The -strand argument controls whether sequences are compared as-is, or whether the reverse complement of the sequences is also checked; we use both just in case any database sequences are the wrong strand, although this is generally unlikely. The -sintax_cutoff argument gives the minimum bootstrap value with which to accept taxonomy, 1 is the strictest setting (i.e. a sequence must always be placed into this taxon for it to be accepted).

Open up the output table and have a look at it. The second column gives the full predicted taxonomy, with bootstrap support in parentheses. The third column contains the strand and the fourth column gives only the taxonomic ranks with support at or above our -sintax_cutoff threshold.

Classification using RDP or SPINGO¶

We won’t run these tools on our own machine because they take a little bit more preliminary work to get the classifier set up. RDP, for example, requires that you train the classifier using the sequences and an associated taxonomy file - MIDORI supplies these, but the format isn’t quite correct so they would require some manual fiddling. If you want to figure out how to use RDP for your own data with a custom database, this page provides a good starting point, and you should also review the instructions available on the RDP classifier github page.

Instead, we will take advantage of the server made available by the MIDORI team. You can access the server here. You can see that you can select a program, paste or upload your sequences, and select a database and searching parameters. We suggest uploading your OTU sequences and running RDPClassifier against the Unique CO1 database, with default parameters. We use Unique because it’s a smaller database so won’t take quite as long, we don’t want to overload their server. You could run SPINGO too, but its outputs require more processing to be comparable. RDP outputs two files, the hier_outfile is a summary and the usga_classified is the individual OTU taxonomies, you want the latter. Upload it to your machine alongside the MEGAN and SINTAX classifications.

Comparing classifications¶

Exercise

To quickly get an idea of how many Coleoptera OTUs we have, run the following command on the SINTAX output file, the RDP classified file, and the MEGAN output you uploaded:

grep -c "Coleoptera" input

Do the different assignment programs agree?
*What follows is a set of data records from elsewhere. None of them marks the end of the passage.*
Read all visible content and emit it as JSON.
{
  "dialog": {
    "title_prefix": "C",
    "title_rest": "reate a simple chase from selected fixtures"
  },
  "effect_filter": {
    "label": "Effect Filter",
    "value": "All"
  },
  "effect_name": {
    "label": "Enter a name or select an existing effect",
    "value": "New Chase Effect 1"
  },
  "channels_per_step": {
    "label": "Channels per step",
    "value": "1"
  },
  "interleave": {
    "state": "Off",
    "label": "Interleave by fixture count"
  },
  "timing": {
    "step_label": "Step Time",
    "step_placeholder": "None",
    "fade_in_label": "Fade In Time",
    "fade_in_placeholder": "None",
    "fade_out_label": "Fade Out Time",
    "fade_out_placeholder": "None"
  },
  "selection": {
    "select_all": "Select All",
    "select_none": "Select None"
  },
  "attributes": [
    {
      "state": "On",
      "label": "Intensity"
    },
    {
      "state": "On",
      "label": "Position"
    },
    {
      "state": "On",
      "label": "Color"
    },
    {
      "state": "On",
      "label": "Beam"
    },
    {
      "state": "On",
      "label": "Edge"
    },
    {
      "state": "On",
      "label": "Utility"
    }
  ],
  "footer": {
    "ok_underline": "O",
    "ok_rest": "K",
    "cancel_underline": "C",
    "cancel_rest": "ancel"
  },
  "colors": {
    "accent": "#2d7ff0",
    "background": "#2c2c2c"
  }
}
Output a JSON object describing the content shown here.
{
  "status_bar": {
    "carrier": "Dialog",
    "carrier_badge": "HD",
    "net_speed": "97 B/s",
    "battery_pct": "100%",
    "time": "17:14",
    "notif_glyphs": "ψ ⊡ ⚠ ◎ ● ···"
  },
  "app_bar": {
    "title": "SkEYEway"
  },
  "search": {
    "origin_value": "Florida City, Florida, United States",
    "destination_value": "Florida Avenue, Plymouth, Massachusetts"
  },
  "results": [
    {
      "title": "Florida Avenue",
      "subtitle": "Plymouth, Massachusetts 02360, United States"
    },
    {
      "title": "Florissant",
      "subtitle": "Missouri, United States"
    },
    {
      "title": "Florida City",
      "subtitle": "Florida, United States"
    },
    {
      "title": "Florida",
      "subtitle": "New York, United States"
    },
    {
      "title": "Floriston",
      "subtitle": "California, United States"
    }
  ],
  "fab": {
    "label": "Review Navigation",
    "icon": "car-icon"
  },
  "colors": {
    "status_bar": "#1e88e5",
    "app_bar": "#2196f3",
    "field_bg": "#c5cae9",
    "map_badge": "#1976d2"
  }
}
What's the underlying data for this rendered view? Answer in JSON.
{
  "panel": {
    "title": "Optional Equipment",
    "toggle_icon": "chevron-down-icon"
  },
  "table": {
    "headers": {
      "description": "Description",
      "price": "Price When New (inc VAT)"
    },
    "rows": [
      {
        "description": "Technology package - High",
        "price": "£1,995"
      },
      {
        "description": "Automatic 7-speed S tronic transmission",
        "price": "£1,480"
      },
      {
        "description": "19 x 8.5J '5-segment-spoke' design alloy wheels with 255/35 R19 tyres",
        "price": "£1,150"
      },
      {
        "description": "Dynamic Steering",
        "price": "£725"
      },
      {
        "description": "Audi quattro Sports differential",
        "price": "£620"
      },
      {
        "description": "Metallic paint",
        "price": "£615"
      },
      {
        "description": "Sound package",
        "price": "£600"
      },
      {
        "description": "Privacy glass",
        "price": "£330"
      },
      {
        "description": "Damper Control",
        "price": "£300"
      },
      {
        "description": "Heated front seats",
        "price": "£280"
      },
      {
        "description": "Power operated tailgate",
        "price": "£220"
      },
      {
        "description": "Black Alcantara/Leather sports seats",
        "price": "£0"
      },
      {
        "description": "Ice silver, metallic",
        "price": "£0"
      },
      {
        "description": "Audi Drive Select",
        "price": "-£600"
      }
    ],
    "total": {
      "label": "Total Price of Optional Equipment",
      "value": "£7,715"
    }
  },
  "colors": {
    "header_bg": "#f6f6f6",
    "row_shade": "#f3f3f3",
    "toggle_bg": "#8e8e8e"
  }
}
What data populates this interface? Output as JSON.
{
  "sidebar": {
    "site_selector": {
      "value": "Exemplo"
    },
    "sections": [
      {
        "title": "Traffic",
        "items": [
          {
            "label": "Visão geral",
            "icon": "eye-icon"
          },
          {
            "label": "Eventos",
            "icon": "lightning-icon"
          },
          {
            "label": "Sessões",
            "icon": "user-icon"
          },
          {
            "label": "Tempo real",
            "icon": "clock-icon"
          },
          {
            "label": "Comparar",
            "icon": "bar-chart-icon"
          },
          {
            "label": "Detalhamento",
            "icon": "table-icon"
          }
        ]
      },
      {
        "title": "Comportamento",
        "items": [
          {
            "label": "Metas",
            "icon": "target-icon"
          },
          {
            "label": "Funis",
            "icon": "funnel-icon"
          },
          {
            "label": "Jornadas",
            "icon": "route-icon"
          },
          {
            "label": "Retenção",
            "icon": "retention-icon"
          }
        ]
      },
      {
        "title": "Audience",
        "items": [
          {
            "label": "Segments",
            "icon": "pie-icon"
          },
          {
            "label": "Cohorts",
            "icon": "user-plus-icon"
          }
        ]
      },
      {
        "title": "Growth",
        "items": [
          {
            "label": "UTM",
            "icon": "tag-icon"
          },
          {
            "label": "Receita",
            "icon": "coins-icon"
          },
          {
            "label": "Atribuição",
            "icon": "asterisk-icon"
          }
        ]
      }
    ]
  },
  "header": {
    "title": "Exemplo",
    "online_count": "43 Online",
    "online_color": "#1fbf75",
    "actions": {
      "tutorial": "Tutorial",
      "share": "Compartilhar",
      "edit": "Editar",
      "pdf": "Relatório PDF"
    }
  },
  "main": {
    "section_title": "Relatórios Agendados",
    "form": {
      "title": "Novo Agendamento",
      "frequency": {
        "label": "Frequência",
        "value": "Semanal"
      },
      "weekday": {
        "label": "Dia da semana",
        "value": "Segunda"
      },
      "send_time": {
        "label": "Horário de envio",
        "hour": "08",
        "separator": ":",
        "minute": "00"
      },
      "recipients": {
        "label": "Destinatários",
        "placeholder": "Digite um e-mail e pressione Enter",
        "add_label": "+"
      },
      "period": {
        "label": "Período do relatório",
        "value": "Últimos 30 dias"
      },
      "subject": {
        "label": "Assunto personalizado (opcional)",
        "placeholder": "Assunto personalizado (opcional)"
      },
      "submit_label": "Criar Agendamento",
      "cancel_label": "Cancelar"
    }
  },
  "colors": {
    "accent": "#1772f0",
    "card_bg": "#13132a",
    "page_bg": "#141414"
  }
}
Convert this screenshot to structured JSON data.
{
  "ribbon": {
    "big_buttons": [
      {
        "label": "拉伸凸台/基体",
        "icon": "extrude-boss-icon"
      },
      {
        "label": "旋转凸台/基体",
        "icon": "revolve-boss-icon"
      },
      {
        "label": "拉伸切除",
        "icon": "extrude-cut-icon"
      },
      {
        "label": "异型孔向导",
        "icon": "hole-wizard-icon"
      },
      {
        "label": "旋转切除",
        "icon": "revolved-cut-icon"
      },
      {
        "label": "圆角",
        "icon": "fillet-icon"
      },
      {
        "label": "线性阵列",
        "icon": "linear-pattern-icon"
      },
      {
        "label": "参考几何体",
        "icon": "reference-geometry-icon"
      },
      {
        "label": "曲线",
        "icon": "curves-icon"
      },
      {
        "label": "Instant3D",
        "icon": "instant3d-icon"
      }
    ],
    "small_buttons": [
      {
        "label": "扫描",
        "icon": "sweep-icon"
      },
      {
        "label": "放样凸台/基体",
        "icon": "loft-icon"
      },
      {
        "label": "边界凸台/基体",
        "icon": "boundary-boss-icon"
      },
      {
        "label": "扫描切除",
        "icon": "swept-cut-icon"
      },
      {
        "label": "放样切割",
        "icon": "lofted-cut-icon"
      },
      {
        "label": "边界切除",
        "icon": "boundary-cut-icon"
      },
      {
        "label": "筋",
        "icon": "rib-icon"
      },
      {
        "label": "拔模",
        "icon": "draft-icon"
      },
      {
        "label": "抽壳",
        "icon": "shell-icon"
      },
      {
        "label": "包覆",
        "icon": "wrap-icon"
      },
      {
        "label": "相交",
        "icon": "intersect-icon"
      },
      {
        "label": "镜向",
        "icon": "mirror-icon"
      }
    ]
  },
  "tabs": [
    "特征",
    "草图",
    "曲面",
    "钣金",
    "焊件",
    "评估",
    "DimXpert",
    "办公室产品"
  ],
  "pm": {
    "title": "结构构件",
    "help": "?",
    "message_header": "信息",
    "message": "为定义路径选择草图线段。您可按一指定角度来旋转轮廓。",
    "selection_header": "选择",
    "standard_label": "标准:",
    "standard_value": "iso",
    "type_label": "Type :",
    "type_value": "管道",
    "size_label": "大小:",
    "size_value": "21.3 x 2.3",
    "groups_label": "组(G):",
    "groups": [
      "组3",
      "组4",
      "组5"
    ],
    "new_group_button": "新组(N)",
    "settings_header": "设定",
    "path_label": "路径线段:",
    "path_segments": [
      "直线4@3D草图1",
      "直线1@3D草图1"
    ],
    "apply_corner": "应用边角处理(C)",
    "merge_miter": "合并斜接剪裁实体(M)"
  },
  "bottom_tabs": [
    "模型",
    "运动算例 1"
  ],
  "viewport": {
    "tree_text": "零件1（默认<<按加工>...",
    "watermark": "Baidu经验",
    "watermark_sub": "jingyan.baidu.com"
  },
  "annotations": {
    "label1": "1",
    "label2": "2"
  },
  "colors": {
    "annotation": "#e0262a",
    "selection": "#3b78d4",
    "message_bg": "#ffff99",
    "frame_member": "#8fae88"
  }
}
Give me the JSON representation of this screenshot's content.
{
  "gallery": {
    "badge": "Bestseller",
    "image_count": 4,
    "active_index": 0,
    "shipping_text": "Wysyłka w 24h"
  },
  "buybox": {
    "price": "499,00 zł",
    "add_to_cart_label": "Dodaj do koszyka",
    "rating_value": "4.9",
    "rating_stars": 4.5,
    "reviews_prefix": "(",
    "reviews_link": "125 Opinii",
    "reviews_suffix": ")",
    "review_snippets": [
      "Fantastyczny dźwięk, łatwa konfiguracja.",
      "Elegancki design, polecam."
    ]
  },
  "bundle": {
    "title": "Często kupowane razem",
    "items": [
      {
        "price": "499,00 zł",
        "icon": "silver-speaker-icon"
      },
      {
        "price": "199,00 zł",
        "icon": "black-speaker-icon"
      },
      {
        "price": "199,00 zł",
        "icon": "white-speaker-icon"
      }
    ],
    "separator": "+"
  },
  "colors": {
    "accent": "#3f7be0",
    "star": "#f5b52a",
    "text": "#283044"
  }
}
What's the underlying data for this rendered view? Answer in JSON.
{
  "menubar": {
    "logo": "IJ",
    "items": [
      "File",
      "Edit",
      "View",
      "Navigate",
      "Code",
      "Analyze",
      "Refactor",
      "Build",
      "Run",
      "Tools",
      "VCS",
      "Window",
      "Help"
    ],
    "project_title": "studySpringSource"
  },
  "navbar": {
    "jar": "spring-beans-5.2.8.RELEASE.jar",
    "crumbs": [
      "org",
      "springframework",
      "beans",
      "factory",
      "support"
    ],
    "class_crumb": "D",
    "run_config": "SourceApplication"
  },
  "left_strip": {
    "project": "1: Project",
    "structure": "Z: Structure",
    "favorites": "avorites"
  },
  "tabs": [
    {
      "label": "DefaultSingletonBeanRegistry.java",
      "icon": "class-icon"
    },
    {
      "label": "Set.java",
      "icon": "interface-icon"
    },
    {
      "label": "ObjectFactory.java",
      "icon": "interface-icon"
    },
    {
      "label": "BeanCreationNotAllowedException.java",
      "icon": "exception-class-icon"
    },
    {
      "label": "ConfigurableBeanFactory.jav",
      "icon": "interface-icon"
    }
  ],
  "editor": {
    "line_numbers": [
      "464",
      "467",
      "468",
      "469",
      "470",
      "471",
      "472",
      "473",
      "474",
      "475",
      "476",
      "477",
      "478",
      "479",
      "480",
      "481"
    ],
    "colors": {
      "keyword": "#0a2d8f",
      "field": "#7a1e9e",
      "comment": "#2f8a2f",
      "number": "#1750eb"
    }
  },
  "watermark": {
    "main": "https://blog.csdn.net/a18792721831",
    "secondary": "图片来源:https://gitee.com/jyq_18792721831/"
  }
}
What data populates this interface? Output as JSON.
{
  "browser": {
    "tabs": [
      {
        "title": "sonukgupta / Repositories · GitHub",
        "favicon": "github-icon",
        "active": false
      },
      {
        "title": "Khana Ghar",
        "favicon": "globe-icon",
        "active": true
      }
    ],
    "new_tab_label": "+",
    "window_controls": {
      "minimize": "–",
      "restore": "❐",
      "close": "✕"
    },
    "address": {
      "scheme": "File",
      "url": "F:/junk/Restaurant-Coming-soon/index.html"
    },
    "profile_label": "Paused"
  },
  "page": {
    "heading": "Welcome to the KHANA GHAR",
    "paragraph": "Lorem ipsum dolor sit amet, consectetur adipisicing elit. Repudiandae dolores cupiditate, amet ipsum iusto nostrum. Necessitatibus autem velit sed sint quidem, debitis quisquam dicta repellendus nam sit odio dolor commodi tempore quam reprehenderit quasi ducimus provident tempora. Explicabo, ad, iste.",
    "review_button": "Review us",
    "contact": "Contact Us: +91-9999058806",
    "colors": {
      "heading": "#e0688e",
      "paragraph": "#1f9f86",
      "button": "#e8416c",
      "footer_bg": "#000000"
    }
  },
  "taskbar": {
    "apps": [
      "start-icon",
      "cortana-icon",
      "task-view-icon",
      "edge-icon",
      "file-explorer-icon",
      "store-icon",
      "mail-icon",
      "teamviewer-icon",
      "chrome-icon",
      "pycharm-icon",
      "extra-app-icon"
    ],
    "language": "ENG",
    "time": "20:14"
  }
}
Download these files to your computer using your FTP client and open them up in a text editor or spreadsheet software. The exact format varies, but all they output broadly similar information: the name of the OTU, some taxonomy and a confidence for each taxonomic level. They are fairly intuitive.

Compare the MEGAN, RDP and SINTAX classifications for some different OTUs.

Which programs produce identifications to the lowest taxonomic levels (i.e. towards species)?
Are species level identifications likely to be accurate?
What levels of confidence are given to the order level identifications? Might this be very conservative? Why?
What other taxa do we apparently have?

You will see that we have some obvious non-Coleoptera OTUs, but also some OTUs that have been assigned to other Insect orders.

How consistent are these identifications between methods?
Are we confident that these really are not Coleoptera?

Note that it’s perfectly feasible that there could have been non-Coleoptera Insect DNA in these samples.

Classification is only as good as the database and the method used. We tend to find considerable variation between different methods, and it’s hard to decide which is correct. Generally, we would advise treating classifications conservatively, and if using a method that assigns confidence, only accept high confidence classifications.

Next steps¶

Of course, the ideal situation would be that you have a reference set of barcode sequences for all possible species in your dataset. In the next tutorial, we will look at how to match your OTUs to a reference set.

An alternative approach to classification uses phylogenetics to assign taxonomy based on phylogenetic placement. We look at one method to do this in the phylogenetic classification tutorial.